Was folgt, ist klar. Der Hüter muss seine Kräfte zurückerlangen, die Feinde auf allen Territorien zurückschlagen und Ghaul in die ewigen Jagdgründe befördern. Bis wir dem vorläufigen Oberschurken des Spiels erneut gegenüberstehen, vergehen circa 7-9 Stunden im Rahmen der Hauptgeschichte. Dann ist die Maximalstufe von 20 erreicht und man ist für gewöhnlich bei einer respektablen Ausrüstungsqualität angelangt. Die Gesamtinszenierung der Handlung ist in der Tat etwas gelungener als die des Erstlings, lässt große erzählerische Tiefe aber leider erneut vermissen. Nicht nur, dass Ghaul als Obermotz im gesamten Spielverlauf vor der letzten Mission kaum Erwähnung findet, auch der finale Kampf entbehrt zahlreichen Logikelementen. Ein durch das Licht übermächtig gewordener Kabale – Führer wird (das ist kein Spoiler, sondern eine logische Erwartung) durch einen einzelnen Hüter in einem Kampf besiegt, der nicht viel mehr zu bieten hat als das konsequente Abwehren zusätzlicher Feinde? Schwach. Zumal das Spiel kaum die zahlreichen Chancen nutzt, abseits der stereotypischen Fraktionsführer Charaktertiefe zu präsentieren. Denn auch unser Hüten bleibt stets stumm und bietet somit keinerlei Identifikations- und Sympathiepunkte. Der Geist als Begleiter sorgt zwar hier und da für einige kleine Lacher, kann besagte Mängel aber im Rahmen einer so großen Welt wie jener von Destiny 2 niemals ausgleichen.
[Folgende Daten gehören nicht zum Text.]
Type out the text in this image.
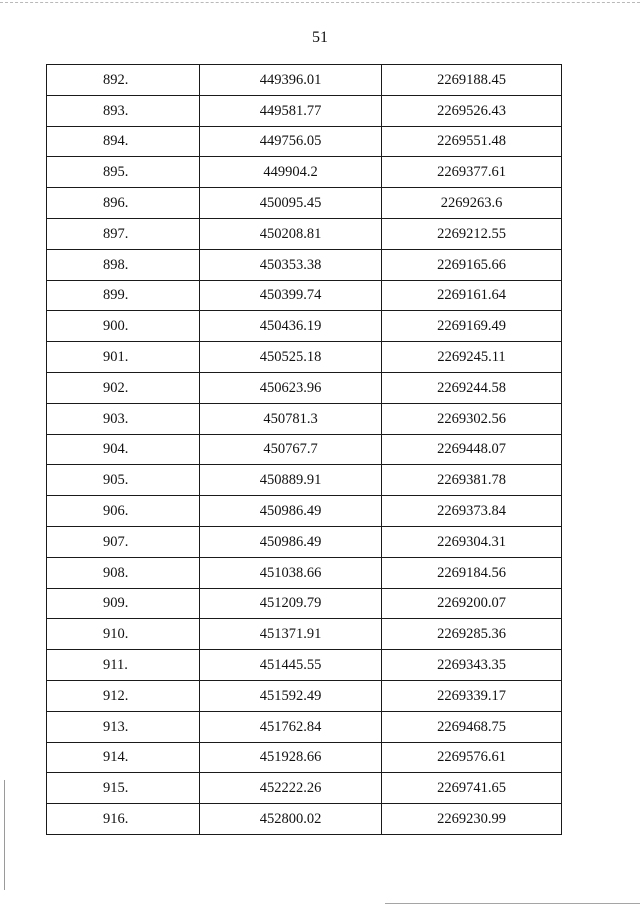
51
892.	449396.01	2269188.45
893.	449581.77	2269526.43
894.	449756.05	2269551.48
895.	449904.2	2269377.61
896.	450095.45	2269263.6
897.	450208.81	2269212.55
898.	450353.38	2269165.66
899.	450399.74	2269161.64
900.	450436.19	2269169.49
901.	450525.18	2269245.11
902.	450623.96	2269244.58
903.	450781.3	2269302.56
904.	450767.7	2269448.07
905.	450889.91	2269381.78
906.	450986.49	2269373.84
907.	450986.49	2269304.31
908.	451038.66	2269184.56
909.	451209.79	2269200.07
910.	451371.91	2269285.36
911.	451445.55	2269343.35
912.	451592.49	2269339.17
913.	451762.84	2269468.75
914.	451928.66	2269576.61
915.	452222.26	2269741.65
916.	452800.02	2269230.99
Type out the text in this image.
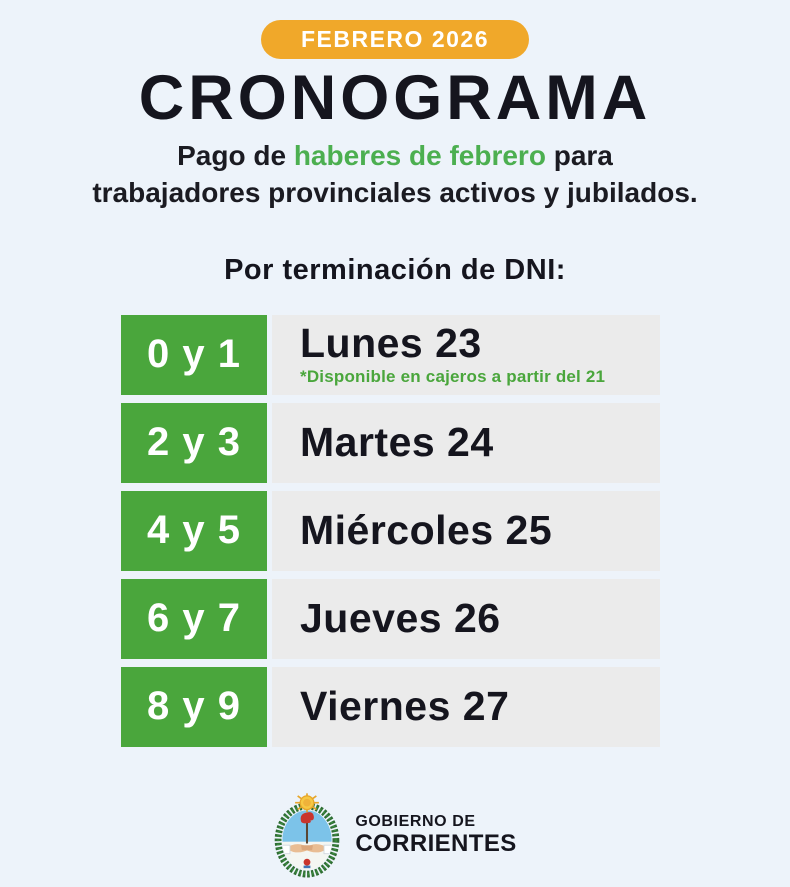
FEBRERO 2026
CRONOGRAMA

Pago de haberes de febrero para
trabajadores provinciales activos y jubilados.

Por terminación de DNI:
0 y 1	Lunes 23
*Disponible en cajeros a partir del 21
2 y 3	Martes 24
4 y 5	Miércoles 25
6 y 7	Jueves 26
8 y 9	Viernes 27
GOBIERNO DE
CORRIENTES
Der Teufel steckt im Detail

Klar, die klassische „Schurke kommt mit großer Armee und macht alles platt, organisiert den Widerstand“ – Geschichte ist generisch, hätte im Rahmen des Destiny – Universum aber dennoch Potenzial gehabt, welches aber kaum bis gar nicht genutzt wurde. Zwar wurde die Kampagne durch einige gut inszenierte Zwischensequenzen aufgemotzt, die zahlreichen Ladezeiten zwischen den immer wieder nötigen Gebietswechseln (PVE, PVP, Strikes etc.) reißen jedoch immer wieder aus diesen kleinen erzählerisch intensiven Momenten heraus. Denn auch zwischen diesen Momenten mangelt es der Kampagne spielerisch an epischen Höhepunkten. Ein Großteil der Missionen besteht lediglich darin, zu Punkt X zu fliegen und dann dort auf alles zu schießen, was nicht freundlich wirkt. Die vier Zonen werden somit lediglich nacheinander abgeflogen und die dort heimische Gegnerart bestmöglichst ausgedünnt. Kenner des ersten Teils suchen hier vergeblich nach neuen Gegnern. Obwohl optisch etwas differenziert, bestehen die Feindhorden aus den exakt selben Rassen und Einheiten wie im Vorgänger. Es geht also erneut gegen Gefallene, Besessene und Co. Die versprochene Innovation ist also inhaltlich konsequent ausgeblieben, denn auch die jeweiligen Hüter teilen sich noch immer ausschließlich in die drei Kategorien Warlock, Titan und Hunter auf, deren allermeiste Fähigkeiten ebenfalls erneut Verwendung in der Fortsetzung gefunden haben. Destiny 2 begeht so leider den gleichen Fehler, welchen auch Teil 1 seinerzeit begangen hat. Angekündigt als viel heiße Luft, befindet sich dahinter auf den ersten Blick nichts, was als spürbare Weiterentwicklung betrachtet werden kann, sondern viel eher einfach mehr vom Gleichen. Dass man dann aber gleichzeitig schon wieder zwei hochpreisige Erweiterungen unter das Volk bringt, deren erste nicht vor Jahresende erscheint, wirkt frech.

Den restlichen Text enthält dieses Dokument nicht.